Cette situation désastreuse, inhumaine et préoccupante en appelle à la responsabilité de tout homme. Personne ne peut rester indifférent au risque de trahir l’humanité qui est en lui et qu’il a en partage avec les autres : « ne fais à personne ce que tu n’aimerais pas subir ».
Conclusion
Nous croyons - c’est pourquoi nous parlons (2 Co.4,13) - que Dieu n’abandonne jamais son peuple (1 Sa.12,22 ; Cfr.
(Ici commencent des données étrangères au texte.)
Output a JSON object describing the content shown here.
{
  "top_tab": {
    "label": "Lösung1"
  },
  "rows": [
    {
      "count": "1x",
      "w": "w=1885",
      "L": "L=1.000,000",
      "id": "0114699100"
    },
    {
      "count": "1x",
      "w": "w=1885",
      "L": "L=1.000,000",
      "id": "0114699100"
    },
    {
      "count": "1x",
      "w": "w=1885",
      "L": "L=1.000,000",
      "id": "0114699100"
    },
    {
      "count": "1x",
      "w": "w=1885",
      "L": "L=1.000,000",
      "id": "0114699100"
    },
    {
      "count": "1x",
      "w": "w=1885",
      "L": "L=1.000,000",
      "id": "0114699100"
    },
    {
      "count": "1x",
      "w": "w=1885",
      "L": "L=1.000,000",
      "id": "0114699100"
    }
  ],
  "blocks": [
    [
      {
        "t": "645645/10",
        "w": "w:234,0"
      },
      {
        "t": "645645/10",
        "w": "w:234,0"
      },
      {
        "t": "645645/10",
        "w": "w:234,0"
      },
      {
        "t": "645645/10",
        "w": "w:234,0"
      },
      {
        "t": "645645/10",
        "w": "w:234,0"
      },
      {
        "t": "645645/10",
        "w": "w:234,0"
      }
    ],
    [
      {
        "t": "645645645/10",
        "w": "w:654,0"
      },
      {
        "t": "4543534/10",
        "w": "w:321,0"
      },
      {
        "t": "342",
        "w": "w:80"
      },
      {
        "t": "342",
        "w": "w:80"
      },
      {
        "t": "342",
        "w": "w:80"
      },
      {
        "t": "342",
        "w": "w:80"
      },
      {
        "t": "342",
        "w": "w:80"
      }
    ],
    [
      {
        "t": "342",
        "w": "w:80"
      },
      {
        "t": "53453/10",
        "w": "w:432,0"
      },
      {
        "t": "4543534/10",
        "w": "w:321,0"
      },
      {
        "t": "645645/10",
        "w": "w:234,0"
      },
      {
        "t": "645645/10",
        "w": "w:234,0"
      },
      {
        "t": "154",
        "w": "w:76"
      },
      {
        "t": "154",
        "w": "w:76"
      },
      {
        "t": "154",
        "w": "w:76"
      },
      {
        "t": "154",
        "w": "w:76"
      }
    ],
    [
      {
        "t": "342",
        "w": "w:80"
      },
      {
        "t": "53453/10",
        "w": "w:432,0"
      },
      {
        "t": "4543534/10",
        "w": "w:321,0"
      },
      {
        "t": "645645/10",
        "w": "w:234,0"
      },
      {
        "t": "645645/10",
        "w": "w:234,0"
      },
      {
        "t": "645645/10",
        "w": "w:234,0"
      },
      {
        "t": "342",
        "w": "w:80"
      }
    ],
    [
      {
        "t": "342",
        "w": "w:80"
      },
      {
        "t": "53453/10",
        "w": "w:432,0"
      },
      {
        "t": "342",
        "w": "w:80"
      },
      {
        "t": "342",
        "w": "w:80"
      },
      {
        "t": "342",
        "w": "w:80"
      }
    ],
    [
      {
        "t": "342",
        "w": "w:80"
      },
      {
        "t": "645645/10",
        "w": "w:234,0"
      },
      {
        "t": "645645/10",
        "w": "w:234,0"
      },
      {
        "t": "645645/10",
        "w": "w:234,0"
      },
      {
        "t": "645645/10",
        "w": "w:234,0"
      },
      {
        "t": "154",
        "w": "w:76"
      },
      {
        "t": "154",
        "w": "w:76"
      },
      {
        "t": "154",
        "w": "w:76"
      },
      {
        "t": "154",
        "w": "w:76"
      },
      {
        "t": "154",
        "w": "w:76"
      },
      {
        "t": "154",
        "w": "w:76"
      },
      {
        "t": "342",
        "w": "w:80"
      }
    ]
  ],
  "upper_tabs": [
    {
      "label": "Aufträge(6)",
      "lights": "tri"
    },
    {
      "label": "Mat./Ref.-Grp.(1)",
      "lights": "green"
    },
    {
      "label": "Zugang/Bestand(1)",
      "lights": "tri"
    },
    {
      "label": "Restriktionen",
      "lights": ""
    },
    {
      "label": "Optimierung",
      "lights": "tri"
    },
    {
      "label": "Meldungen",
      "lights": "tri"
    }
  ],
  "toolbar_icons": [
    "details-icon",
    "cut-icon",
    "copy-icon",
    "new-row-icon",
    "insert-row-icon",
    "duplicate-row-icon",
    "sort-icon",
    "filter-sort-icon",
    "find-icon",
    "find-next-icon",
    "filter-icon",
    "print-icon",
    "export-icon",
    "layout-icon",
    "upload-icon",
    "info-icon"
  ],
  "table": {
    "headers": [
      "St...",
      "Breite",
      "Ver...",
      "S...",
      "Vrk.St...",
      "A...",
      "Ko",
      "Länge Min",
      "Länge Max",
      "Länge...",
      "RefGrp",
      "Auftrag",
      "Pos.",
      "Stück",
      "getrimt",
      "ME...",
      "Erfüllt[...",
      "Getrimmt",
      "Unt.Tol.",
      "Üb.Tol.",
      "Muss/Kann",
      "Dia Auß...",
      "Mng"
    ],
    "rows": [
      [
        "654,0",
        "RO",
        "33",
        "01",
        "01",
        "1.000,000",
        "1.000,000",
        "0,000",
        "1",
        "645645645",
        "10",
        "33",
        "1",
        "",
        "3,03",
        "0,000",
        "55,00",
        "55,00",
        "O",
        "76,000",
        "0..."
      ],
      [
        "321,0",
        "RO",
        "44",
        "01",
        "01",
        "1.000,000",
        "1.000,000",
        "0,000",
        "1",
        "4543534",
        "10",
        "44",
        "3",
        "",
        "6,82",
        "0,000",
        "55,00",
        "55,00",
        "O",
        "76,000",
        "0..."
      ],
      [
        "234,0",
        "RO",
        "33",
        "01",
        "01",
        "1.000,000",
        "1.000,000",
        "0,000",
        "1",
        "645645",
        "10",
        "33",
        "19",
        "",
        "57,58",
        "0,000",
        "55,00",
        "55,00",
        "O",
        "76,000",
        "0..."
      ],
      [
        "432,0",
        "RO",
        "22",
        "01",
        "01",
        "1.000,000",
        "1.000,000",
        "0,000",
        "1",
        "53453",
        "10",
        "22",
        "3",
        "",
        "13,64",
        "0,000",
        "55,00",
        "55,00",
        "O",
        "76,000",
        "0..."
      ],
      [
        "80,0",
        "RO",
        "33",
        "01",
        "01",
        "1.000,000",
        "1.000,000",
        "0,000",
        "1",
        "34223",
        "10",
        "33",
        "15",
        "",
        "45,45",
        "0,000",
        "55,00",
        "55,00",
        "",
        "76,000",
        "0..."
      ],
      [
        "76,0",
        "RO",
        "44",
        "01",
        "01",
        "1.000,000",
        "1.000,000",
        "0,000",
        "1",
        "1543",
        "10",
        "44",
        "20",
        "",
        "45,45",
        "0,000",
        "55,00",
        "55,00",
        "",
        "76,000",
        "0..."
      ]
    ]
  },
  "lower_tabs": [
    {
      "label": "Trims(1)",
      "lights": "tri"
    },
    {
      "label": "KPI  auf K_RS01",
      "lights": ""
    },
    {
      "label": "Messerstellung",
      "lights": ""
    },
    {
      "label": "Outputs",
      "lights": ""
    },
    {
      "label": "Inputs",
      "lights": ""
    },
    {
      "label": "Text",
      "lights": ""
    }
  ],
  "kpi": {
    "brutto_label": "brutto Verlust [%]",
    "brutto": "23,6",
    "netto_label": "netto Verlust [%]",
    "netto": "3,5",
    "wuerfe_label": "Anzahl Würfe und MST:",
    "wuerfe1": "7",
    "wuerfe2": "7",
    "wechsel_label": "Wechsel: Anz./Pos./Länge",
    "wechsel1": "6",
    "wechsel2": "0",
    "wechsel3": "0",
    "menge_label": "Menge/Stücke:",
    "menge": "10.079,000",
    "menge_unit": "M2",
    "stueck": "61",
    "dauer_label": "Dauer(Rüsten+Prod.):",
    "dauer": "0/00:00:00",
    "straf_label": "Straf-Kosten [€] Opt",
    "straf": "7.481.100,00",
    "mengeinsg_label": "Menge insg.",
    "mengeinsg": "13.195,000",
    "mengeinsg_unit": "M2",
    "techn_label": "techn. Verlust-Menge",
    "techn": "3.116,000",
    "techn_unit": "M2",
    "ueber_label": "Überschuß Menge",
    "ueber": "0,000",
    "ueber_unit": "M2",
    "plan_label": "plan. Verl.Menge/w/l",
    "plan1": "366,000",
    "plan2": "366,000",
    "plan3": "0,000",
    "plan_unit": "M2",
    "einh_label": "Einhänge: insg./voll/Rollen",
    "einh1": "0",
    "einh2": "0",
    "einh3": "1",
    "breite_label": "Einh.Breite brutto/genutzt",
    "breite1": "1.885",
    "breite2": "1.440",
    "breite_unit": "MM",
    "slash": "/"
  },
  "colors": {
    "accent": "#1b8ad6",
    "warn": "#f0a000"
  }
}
Ps. 94,14). Tournons-nous vers lui et laissons-nous conduire par son Esprit de paix. Puisse la Vierge Marie, Notre Dame des Affligés, nous couvrir de son manteau maternel et soutenir notre foi en la vie ainsi que notre détermination pour la paix : « Invoquez Marie, disait Saint Bernard de Clairvaux. Il n’y a pas de maux qu’Elle ne puisse guérir. Il n’y a pas de ténèbres qu’elle ne puisse dissiper. Il n’y a pas de détresse qu’Elle ne puisse secourir ».